I was again free; my occupation gone. Life seemed very strange and idle to me. I wondered that my father took me to ride so much, and that my mother hoped she could make me some new clothes now, for in the two years I had not grown an inch, had been to school one-half day, and had gained one pound in weight.

This singular mode of life, at so young an age, could not have been without its characteristic effects. In some respects it had served to heighten serious defects. The seclusion had increased the troublesome bashfulness. I had grown even more timid, shrinking and sensitive in the presence of others; absurdly careful and methodical for a child; afraid of giving trouble by letting my wants be known, thereby giving the very pain I sought to avoid, and instead of feeling that my freedom gave me time for recreation or play, it seemed to me like time wasted, and I looked anxiously about for some useful occupation.

As usual, my blessed sister, Mrs. Vassall, came to the rescue. Taking advantage of an all-absorbing love of poetry (which I always had) she made a weapon of it by providing me with the poetical works of Walter Scott, which I had not read, and proposed that we read them together. We naturally commenced with “The Lady of the Lake.” I was immediately transported to the Highlands and the Bonny Braes, plucking the heather and broom and guiding the skiff across Loch Katrine, listening to the sweet warning song of poor crazed Blanche of Devon, thrilling with, “Saxon, I am Roderick Dhu,” and trudging along with the old minstrel and Ellen to Sterling tower and the Court of Fitz-James. “Marmion” followed, and then all the train of English poetry that a child could take in.

My second individual ownership was “Billy.” His personality (which I never questioned), was represented by a high stepping brown Morgan horse, with glossy coat, slim legs, pointed ears, long curly black mane and tail, and weighing nearly nine hundred pounds.

Although a good driver, his forte was the saddle. His gait (or rather, I should say, gaits) was first a delightful single-foot; but which he had the faculty of changing to a rack, or pace or trot, as occasion or haste seemed to call for; and as a last resort, he could cover them all by something one does not like to name; but we only used that gait on extraordinary occasions. My father had purchased and given Billy to me when about ten years old. The same figures will do for us both.

I had three or four neighboring girl associates who also had their own or family horses, and our riding parties were the events of the season. Anticipating the deep, forbidding snows of the winter in New England, we had the custom of celebrating Thanksgiving day by a final party for the season. Even this was cold and had often some traces of snow.

On the present occasion there were but three of us, Martha, Eveline and myself. Martha had a fine sorrel trotter, Eveline a spirited single-footer.
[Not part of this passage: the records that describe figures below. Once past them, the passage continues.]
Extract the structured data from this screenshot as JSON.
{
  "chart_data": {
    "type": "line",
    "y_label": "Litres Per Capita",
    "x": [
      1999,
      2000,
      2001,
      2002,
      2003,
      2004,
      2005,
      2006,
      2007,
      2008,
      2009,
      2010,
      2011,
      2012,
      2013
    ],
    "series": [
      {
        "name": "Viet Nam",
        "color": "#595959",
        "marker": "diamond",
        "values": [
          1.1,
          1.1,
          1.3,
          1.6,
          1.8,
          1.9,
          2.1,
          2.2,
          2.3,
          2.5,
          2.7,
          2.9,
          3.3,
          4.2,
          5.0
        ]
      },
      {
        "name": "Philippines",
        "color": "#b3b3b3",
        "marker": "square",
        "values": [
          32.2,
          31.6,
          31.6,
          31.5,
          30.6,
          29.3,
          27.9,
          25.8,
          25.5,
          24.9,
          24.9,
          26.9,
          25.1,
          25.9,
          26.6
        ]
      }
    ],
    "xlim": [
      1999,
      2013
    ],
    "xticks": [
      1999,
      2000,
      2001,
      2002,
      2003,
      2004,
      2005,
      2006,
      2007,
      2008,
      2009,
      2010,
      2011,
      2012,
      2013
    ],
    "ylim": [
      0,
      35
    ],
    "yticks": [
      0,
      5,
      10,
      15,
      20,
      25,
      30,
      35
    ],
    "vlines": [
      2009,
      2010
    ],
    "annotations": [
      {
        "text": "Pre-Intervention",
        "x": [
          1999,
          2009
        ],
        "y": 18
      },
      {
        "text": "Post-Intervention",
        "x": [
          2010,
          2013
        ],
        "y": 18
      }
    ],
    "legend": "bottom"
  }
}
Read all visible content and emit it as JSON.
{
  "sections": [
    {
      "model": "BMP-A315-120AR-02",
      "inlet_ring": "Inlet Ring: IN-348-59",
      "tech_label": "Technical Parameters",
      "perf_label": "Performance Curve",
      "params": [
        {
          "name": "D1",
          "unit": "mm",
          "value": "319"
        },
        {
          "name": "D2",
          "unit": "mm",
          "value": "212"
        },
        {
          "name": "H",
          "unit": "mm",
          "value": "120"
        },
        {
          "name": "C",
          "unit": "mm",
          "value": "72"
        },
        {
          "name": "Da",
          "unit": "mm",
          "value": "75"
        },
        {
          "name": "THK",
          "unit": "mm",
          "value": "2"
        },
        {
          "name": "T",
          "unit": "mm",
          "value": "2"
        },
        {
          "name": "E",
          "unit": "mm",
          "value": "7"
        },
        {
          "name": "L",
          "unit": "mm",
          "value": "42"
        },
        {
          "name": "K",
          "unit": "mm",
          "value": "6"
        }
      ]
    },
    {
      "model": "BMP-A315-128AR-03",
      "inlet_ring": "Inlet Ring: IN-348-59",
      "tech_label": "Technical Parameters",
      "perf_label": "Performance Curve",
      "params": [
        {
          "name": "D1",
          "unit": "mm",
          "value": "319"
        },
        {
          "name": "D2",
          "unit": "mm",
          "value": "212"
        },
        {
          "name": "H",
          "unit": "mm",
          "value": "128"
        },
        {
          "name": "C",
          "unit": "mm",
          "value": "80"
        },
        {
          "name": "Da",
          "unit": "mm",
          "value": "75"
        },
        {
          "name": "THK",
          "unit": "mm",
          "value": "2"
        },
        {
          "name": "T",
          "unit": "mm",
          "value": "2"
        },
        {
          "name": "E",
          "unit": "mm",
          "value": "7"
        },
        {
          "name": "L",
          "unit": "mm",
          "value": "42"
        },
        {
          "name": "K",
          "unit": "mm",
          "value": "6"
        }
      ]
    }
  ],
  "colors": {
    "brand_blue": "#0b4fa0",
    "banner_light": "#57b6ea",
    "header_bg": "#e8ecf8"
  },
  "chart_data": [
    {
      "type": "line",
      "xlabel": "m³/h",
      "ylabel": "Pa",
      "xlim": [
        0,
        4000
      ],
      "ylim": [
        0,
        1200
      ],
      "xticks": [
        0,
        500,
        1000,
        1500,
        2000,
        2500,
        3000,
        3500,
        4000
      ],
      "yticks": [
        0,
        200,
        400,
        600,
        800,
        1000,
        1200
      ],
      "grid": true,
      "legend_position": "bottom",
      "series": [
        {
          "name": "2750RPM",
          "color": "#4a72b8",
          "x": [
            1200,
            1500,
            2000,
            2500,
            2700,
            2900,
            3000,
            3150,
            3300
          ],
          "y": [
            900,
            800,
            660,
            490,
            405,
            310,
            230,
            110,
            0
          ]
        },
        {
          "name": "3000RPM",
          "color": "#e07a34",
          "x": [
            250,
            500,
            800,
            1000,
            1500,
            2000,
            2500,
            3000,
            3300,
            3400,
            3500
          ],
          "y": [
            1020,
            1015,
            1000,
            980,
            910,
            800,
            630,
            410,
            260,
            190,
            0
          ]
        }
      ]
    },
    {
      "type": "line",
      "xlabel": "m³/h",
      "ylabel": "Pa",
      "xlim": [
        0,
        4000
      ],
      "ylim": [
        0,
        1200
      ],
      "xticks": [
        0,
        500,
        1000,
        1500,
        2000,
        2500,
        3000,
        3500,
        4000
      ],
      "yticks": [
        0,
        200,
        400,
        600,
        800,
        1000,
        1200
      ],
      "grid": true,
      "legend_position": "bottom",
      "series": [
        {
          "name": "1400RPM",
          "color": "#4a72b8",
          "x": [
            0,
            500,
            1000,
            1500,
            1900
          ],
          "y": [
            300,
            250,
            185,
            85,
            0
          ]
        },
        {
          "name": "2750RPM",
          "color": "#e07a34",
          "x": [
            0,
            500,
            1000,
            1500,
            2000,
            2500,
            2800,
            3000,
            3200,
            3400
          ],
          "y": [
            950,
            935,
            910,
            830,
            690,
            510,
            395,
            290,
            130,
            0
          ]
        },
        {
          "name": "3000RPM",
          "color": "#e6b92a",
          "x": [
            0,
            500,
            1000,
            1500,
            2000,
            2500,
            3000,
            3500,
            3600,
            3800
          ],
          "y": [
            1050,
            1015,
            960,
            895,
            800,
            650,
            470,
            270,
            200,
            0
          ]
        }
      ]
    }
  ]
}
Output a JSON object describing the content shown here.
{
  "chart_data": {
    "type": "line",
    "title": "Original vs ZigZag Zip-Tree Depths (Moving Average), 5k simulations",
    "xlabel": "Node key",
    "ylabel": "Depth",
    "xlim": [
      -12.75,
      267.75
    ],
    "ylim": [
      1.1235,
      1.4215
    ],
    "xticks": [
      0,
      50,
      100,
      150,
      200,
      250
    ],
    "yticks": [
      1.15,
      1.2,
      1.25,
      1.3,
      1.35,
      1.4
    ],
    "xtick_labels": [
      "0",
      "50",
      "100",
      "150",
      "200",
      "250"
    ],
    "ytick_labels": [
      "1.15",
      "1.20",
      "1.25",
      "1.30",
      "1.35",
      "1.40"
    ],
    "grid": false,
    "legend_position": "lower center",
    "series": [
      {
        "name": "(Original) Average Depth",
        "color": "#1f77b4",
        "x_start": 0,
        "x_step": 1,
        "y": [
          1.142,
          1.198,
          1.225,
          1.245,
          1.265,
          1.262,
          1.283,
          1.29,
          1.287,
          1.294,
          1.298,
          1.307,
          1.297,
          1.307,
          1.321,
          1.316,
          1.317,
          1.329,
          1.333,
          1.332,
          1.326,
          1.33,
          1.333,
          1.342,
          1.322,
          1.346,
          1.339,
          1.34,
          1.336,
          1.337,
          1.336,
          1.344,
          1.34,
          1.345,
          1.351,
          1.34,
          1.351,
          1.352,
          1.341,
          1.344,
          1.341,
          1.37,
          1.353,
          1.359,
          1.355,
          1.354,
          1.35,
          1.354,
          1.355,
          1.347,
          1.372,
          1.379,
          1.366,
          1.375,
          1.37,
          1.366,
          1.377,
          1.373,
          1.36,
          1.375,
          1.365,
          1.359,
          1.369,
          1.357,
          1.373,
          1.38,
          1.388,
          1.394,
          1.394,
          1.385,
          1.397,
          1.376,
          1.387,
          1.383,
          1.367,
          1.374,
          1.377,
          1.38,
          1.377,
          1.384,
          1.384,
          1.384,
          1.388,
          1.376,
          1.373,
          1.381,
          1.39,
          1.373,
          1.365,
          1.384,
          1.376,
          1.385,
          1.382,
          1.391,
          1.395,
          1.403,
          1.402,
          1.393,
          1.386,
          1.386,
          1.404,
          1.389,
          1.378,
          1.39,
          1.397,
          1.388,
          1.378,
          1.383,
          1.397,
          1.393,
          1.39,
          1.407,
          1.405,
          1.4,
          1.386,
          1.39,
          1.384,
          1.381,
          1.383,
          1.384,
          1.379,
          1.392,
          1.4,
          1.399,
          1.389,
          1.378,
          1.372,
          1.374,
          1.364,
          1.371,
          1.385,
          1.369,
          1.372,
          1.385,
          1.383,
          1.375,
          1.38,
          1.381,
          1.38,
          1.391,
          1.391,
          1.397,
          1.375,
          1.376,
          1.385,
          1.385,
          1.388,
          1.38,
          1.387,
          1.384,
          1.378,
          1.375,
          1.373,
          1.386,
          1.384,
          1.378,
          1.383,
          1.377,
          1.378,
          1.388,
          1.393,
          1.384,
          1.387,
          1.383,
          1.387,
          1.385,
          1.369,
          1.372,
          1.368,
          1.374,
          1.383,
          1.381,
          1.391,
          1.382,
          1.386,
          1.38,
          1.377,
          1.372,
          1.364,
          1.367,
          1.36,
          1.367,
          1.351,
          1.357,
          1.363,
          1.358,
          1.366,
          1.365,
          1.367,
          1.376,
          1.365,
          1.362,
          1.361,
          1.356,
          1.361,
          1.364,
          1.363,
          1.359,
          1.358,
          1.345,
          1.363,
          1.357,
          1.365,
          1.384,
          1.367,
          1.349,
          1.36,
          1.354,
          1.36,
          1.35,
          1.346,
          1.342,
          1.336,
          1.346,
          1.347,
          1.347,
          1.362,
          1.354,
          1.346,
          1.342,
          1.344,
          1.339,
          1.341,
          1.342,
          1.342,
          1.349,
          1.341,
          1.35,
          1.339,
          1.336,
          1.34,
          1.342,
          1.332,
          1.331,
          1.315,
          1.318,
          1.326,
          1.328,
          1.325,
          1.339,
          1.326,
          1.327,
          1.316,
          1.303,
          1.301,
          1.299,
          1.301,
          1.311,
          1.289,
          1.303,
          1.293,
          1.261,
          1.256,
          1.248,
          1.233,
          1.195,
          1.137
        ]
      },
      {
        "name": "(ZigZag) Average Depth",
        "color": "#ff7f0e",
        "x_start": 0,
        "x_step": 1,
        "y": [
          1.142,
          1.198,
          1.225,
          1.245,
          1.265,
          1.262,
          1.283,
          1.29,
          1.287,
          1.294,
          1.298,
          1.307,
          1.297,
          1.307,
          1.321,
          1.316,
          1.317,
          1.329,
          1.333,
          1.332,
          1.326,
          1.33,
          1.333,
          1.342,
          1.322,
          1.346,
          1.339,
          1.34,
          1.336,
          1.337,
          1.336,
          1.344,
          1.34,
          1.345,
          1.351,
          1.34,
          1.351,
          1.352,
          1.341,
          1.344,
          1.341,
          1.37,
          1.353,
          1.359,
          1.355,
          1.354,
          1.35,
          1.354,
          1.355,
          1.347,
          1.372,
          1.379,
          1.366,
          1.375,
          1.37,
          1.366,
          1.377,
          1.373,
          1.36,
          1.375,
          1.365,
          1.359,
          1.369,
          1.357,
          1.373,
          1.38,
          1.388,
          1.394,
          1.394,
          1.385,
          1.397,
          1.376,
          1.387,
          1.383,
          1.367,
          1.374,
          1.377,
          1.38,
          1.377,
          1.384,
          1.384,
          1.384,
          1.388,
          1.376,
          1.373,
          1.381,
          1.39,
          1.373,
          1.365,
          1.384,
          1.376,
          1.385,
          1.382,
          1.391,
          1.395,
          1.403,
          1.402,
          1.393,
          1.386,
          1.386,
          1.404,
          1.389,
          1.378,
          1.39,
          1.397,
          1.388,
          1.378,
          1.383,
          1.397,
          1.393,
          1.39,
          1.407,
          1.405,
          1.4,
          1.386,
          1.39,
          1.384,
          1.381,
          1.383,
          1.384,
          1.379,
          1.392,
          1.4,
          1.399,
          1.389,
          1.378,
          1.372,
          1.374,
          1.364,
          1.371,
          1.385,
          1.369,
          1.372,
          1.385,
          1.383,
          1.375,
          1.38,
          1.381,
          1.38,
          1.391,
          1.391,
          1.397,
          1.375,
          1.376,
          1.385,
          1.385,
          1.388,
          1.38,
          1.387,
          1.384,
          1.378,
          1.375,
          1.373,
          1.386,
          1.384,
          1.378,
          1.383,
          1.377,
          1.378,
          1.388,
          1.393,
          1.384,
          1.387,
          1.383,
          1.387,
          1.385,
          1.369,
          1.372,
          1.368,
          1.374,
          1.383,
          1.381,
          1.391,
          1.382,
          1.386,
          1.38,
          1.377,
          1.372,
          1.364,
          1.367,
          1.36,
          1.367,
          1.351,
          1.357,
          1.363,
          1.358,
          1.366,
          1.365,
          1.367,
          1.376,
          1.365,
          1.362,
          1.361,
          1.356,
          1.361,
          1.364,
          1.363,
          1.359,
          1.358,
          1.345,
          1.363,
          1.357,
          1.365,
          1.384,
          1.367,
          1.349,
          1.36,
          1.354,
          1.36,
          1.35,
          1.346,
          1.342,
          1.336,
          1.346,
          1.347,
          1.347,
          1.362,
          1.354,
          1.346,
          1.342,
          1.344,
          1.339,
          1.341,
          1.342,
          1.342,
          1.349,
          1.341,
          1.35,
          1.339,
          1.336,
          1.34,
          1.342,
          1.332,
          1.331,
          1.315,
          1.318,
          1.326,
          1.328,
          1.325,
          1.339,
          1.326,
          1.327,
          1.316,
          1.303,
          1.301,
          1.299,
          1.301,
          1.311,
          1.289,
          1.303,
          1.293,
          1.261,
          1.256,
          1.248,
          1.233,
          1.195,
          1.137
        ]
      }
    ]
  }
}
The day was cold and threatening. Our ride was to Worcester, some ten miles. When about three miles from home, on our return, a blinding snowstorm set in, literally a gale. This either frightened or excited Eveline’s horse, which, mastering the situation by a quick toss of the head, and catch of the bit (a trick he evidently understood), dropped his single-foot as something adapted to ladies and little girls, and fell to using all the feet he had, the best he knew. Awed by her peril, but powerless to aid, we could only follow our fleeing comrade to be ready to help when she should fall, as we were sure she must. The gale mercilessly increased; so did our speed. We kept nearly alongside, every horse upon the “dead run.”

We must have presented a striking miniature picture of the veritable “Three Furies” on a rampage. A country road and no one passing. Martha and myself each rushing directly past our own homes unobserved in the storm, till at length we rounded the curve that brought the flying horse in sight of his own stable. They had sighted the coming cavalcade. The gates were thrown wide open, and a man stationed on either side to catch both horse and rider when they should enter.

Seeing the worn-out girl once safely in her father’s arms, we turned away, with an entirely new chapter added to our very limited stock of equestrian knowledge. We were all alive and unharmed, and I alone am here now to tell the little stories of childhood’s terrifying dangers and miraculous escapes.